= João Peixoto =

Brazilian politician (1945–2020)

João Alves Peixoto (Campos dos Goytacazes, 16 February 1945 — Campos dos Goytacazes, 30 September 2020) was a Brazilian politician.

== Biography ==

Married and father of three children, Peixoto served as municipal secretary of Agriculture and councilor in his hometown, Campos dos Goytacazes, also chairing the Chamber's Works Commission. President of the Drivers' Union, he was a state deputy in Rio de Janeiro for the Christian Democracy (DC), for six terms, during which time he became president of the Committee on Agriculture, Livestock and Rural Policies, Agriculture and Fisheries of the Legislative Assembly of the State of Rio de Janeiro (ALERJ).

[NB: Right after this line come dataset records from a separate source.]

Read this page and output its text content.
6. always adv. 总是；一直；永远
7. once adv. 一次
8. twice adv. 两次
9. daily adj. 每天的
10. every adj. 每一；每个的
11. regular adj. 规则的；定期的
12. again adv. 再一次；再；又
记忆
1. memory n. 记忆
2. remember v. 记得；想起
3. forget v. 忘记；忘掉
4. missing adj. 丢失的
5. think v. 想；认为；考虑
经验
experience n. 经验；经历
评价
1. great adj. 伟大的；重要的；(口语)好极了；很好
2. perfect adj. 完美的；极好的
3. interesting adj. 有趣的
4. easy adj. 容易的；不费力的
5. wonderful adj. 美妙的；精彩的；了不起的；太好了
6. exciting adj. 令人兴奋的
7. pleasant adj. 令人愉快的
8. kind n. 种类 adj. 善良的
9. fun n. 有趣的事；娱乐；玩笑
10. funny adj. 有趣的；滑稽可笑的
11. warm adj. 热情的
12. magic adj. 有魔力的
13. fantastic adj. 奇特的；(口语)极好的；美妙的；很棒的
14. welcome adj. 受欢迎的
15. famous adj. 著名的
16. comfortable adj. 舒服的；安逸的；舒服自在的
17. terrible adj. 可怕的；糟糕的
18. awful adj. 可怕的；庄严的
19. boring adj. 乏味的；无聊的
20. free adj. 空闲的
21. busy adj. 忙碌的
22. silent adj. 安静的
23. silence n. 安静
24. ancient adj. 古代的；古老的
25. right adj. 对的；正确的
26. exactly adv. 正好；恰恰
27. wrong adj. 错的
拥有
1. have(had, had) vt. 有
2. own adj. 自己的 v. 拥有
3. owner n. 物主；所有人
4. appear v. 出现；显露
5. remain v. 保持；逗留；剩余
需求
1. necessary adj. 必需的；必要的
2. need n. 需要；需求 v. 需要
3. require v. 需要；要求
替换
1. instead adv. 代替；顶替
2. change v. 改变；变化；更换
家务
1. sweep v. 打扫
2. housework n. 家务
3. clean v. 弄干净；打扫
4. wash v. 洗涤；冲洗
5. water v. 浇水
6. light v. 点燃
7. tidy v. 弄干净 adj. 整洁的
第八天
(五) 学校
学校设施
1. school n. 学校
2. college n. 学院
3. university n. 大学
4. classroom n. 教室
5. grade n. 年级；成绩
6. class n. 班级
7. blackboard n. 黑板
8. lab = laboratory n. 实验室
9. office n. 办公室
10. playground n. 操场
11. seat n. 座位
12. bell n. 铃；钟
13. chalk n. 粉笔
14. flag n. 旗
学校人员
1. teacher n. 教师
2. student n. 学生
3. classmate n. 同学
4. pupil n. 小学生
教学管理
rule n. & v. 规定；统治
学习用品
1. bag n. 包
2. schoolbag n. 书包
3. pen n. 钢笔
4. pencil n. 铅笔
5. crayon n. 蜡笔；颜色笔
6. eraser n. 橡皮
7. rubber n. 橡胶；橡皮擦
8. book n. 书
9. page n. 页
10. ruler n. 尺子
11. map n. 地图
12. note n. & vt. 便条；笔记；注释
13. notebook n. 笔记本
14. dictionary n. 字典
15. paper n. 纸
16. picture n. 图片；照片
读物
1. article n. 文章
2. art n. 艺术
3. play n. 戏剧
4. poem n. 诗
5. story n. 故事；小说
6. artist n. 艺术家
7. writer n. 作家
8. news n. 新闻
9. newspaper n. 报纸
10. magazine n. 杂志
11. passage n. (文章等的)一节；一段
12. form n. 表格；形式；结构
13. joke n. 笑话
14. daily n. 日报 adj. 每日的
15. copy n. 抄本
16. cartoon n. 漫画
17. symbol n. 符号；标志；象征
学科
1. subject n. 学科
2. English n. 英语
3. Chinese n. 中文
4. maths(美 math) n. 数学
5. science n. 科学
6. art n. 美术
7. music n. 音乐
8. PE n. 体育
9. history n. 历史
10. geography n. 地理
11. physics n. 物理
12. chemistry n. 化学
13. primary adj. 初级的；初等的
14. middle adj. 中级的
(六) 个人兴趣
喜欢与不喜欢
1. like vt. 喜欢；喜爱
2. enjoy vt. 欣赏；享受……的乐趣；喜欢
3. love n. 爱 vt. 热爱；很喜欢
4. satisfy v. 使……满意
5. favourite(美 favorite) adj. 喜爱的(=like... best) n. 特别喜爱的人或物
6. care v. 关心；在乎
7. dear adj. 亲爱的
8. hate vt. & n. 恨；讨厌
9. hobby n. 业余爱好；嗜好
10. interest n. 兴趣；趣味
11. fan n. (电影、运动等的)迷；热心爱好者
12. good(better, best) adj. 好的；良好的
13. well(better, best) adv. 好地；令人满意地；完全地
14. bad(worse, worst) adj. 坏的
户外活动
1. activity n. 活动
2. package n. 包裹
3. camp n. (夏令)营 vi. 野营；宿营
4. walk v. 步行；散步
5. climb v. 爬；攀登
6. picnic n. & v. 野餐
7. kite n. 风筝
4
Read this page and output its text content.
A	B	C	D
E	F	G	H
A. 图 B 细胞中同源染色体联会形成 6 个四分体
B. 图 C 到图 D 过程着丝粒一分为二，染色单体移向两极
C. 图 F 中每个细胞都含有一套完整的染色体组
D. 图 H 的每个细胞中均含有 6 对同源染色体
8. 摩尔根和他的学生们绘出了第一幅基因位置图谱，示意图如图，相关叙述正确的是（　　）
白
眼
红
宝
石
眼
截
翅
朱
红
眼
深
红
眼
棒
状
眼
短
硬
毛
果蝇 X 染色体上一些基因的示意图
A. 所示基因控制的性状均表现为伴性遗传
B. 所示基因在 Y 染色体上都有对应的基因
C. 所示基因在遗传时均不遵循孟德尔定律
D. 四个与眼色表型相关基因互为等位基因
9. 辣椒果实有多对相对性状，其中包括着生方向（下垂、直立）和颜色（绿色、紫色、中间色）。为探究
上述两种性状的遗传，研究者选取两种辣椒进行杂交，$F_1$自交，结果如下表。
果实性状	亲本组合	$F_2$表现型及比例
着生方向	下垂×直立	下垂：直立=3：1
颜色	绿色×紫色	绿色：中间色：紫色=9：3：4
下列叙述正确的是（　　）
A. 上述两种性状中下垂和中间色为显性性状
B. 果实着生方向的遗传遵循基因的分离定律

He was one of the parliamentarians to vote in favor of the appointment of Domingos Brazão to the Court of Auditors of the State of Rio de Janeiro, which was highly criticized at the time. He was one of 41 state deputies to vote in favor of the privatization of CEDAE. He voted for the revocation of detention for the deputies Jorge Picciani, Paulo Melo and Edson Albertassi, accused of integrating a criminal scheme that counted on the participation of public agents from the Executive and Legislative branches, including the Court of Auditors, and important businessmen in the civil construction and transportation sectors.

Peixoto died on 30 September 2020, in a hospital in Campos dos Goytacazes, of COVID-19 complications during the pandemic in Brazil.